Simplification when done by a computer, as when done by humans, involves at its heart the application of a large number of mathematical rules that transform expressions. To give some examples of a few of the more basic rules:

  • x + 0 \rightarrow x
  • 1 * x \rightarrow x
  • x * x \rightarrow x^2
  • x * (y / x) \rightarrow y
  • x^2 - y^2 \rightarrow (x + y)(x - y)
  • \sin^2 x + \cos^2 x \rightarrow 1

Given a complete set of all simplification rules, we can find a path (or derivation) between any two equivalent expressions. (In theory, this is no issue, since the set is finite, though rather large. The practicality of  all the required rules is another issue that I will not go into here.) Note that the rules are bidirectional; they allow you take a simple expression and sequentially transform it into an arbitrarily complex, yet still identical one. (For example, x \rightarrow x + 0 - 0 + 0 - 0 + 0.)

Assuming (quite reasonably) that this assertion that a “finite number of application of simplification rules can derive any equivalent expression from the original” is valid, we must then consider how the search should proceed. Under the utterly naive brute force approach, the algorithm is clearly non-terminating, but we can do a lot better than this.

The search algorithm is all about compromisation in essence. If we search every possible derived expression (up to a certain size), then it could take an unreasonably length of time to simplify even relatively tiny expressions. On the other hand, we make too many assumptions and cut off many branches in the search tree prematurely, the algorithm may terminate quickly, though not necessarily with the simplest solution (or even anything close). Hence, the idea of using genetic algorithms, albeit initially appealing, is in my view to restrictive to a problem that requires a “perfect” answer in most cases, and should not have any stochastic nature.

My currently planned approach is one that does not differ greatly from a simple brute force evaluation of all the simplification paths. The main improvement is one that falls out rather naturally from using a fitness function. The idea is that each node of the search tree is evaluated by the fitness function upon its creation, and if the fitness is below a certain (specified) threshold, the search from that particular node terminates. For a start, this prevents originally small/simple expression trees being transformed into ones that are absurdly large, while still allowing some limited expansion of expression trees in the hope that they may later be simplified very effectively. Many nonsensical (what we might call counter-intuitive) paths of reduction of the expression would also be eliminated in a similar way. There is also one practical problem of important note here: many disparate simplification paths along the tree do converge to the same solution during a search (some quite quickly), so it would be quite foolish to branch twice from identical nodes of the search tree. Instead, we really want to cache any nodes (expression trees) already visited during the search process, and not compute their descendants (derived children) more than once. A simple hash table (set, in fact) would seem like the most effective way of accomplish this. Creating an efficient and relatively collision-free hash function for an arbitrary tree structure is however no trivial task. I was to get a number of quite sensible and useful responds when I asked the question on StackOverflow.
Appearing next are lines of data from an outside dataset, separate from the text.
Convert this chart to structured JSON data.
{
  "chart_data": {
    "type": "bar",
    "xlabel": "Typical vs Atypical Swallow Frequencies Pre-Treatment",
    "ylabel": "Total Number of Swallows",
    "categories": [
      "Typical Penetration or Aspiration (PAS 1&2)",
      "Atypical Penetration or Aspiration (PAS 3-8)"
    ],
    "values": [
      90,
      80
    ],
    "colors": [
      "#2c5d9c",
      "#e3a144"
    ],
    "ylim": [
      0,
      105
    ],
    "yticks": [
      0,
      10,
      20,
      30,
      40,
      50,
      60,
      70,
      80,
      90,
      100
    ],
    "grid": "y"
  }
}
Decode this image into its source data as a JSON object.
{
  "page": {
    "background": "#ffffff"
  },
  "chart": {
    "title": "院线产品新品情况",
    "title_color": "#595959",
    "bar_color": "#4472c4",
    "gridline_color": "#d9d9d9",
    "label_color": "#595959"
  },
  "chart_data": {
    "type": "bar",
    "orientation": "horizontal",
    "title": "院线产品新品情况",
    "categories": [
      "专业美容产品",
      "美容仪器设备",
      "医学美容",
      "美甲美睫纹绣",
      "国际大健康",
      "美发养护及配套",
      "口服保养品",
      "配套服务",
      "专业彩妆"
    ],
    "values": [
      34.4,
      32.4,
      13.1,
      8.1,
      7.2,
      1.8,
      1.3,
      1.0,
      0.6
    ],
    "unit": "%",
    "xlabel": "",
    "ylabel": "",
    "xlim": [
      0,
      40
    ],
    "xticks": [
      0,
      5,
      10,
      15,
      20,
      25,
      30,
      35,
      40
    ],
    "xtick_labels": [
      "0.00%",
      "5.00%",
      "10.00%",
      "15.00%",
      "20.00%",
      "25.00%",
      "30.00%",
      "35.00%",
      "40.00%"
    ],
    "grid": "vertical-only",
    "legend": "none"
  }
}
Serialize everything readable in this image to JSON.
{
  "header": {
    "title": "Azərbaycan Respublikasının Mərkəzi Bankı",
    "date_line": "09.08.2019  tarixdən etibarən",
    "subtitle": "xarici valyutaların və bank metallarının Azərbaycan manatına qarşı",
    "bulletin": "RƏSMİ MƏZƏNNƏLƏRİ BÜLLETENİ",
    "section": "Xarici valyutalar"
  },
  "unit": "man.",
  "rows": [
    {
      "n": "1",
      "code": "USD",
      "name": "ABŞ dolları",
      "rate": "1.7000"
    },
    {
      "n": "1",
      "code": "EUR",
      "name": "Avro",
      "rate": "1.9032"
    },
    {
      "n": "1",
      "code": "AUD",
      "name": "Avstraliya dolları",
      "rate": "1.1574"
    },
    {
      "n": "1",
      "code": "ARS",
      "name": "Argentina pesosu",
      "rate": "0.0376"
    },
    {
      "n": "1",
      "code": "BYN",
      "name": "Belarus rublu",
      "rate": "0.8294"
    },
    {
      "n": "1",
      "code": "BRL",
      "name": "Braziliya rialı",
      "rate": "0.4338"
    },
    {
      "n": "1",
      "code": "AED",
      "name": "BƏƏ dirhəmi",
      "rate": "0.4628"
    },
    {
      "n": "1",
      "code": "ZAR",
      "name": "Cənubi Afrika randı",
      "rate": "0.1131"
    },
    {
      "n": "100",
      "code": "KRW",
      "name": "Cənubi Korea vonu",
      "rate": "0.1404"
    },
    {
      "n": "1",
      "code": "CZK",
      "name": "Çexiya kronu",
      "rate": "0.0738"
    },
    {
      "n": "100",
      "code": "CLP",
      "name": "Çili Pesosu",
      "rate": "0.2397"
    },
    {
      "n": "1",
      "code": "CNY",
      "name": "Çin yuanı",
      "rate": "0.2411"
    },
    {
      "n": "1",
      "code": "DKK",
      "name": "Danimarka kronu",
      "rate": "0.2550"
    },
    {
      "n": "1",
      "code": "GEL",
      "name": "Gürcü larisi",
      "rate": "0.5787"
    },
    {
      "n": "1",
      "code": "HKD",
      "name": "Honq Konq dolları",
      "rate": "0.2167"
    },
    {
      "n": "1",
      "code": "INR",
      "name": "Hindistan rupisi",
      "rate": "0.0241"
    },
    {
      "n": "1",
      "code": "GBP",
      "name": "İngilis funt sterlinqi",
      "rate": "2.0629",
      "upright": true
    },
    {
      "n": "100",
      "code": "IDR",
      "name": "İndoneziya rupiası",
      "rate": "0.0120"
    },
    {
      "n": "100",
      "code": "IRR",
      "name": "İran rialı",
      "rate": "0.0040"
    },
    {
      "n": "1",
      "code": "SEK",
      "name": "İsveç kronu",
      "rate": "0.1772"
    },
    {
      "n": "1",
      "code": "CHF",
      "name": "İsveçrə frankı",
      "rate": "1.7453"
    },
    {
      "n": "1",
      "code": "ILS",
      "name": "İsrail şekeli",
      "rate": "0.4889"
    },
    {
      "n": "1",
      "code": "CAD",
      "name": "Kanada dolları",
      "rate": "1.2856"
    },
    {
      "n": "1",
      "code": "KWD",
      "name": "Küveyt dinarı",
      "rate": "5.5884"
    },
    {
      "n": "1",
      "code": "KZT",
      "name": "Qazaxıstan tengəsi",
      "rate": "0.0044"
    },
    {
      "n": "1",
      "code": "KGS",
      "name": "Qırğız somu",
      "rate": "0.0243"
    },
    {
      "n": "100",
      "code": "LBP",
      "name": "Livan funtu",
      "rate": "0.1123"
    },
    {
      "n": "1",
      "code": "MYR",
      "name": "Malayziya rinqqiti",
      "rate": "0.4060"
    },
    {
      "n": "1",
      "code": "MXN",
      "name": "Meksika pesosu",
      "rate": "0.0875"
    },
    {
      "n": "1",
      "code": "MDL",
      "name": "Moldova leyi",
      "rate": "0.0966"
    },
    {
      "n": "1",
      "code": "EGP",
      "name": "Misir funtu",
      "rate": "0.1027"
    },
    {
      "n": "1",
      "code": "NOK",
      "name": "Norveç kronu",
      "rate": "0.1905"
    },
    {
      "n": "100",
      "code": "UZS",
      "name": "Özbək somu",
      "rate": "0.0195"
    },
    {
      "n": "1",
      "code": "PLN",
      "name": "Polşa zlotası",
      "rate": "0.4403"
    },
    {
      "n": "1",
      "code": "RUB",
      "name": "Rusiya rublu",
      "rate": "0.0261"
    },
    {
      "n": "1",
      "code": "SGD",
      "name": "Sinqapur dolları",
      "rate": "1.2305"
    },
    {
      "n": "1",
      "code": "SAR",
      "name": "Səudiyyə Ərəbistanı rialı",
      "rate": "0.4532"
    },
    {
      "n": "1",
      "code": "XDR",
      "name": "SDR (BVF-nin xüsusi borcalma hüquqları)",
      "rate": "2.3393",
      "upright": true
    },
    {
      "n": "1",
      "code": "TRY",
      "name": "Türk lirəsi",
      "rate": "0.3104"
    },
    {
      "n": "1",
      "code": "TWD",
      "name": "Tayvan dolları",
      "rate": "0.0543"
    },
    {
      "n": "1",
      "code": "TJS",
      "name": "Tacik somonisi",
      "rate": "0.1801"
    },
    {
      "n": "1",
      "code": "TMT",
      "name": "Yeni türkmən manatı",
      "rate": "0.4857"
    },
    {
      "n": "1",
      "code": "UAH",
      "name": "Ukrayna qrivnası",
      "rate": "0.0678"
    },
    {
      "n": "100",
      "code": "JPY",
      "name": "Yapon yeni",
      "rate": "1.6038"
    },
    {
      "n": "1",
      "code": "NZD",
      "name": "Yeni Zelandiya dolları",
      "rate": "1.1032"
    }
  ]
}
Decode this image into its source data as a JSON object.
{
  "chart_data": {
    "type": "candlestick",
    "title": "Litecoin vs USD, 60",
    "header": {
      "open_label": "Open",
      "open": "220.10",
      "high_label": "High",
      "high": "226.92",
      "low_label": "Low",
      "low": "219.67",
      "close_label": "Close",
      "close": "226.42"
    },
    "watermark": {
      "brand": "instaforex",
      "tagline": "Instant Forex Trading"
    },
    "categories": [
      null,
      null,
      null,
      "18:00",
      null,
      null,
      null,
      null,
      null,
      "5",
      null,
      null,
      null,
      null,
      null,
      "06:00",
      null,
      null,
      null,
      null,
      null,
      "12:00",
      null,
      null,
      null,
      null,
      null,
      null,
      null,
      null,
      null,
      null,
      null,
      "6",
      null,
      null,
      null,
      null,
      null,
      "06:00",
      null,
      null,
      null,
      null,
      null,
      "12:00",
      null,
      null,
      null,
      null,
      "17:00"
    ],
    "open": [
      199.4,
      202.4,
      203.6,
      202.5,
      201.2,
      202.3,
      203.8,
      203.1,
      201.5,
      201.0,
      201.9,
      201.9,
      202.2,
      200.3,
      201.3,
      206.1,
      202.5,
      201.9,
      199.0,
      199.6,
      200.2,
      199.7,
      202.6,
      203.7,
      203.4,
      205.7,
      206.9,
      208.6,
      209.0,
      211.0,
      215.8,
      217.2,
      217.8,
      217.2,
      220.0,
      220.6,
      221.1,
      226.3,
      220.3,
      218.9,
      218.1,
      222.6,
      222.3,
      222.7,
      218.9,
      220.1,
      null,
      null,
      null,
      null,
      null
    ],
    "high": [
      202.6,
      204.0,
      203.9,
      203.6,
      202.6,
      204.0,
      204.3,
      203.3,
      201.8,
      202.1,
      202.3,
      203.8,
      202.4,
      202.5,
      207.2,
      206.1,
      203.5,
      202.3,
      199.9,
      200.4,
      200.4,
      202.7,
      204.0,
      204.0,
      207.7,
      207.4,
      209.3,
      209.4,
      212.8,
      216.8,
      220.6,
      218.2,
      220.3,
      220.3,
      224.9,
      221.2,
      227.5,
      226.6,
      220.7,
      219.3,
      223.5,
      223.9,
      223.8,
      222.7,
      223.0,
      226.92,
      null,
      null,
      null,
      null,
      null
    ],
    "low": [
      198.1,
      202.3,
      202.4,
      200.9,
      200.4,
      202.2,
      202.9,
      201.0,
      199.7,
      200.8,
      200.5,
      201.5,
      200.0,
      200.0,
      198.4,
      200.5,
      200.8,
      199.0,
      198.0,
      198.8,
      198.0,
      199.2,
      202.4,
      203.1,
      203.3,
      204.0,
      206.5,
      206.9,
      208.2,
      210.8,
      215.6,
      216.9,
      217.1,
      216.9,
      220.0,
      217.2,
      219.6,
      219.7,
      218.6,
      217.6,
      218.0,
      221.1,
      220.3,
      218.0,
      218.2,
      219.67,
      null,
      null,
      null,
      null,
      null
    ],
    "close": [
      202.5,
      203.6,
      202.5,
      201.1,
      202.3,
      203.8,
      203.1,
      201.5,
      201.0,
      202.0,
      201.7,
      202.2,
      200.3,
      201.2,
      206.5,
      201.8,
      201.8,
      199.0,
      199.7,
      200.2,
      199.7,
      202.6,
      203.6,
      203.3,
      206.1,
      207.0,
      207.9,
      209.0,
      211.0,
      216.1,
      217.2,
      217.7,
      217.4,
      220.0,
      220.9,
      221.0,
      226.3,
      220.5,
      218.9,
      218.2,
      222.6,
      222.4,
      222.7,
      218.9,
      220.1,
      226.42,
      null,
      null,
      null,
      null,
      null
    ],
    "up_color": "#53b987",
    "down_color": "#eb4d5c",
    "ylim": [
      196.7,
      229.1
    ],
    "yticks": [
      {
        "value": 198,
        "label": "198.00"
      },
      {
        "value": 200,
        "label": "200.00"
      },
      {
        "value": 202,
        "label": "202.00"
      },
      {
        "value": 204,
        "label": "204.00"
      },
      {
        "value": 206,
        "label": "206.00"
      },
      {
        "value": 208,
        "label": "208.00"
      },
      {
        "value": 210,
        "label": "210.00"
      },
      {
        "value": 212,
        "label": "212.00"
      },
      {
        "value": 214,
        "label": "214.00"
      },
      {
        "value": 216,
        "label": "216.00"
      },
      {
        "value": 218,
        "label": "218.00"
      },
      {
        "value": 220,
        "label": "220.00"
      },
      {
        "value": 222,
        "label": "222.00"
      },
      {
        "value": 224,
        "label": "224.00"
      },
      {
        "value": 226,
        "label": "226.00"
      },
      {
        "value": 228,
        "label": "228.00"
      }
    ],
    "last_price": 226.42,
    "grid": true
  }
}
Apologies if this discussion of “search trees” and “expression trees” and their corresponding nodes has led to some confusion regarding what is what. It is most important to recognise that the node of a search tree is itself an expression tree (what I sometimes call a “solution” to the “simplification problem”). Due to the risk of losing reader interest at the cost of an even longer post, I shall stop my ramblings here, and leave further elaboration of the search algorithm for another post.

The future of the project

What has been discussed so far is largely theoretical, yet I have tried to present it in such a way that the method of implementation is for the most part self-evident. Work on this project will likely proceed slowly in the short-term future, though as it advances, the features will surely solidify. I am hoping that at least by summer there should be some tangible results to these efforts. Regardless, I shall try to give status updates along the way.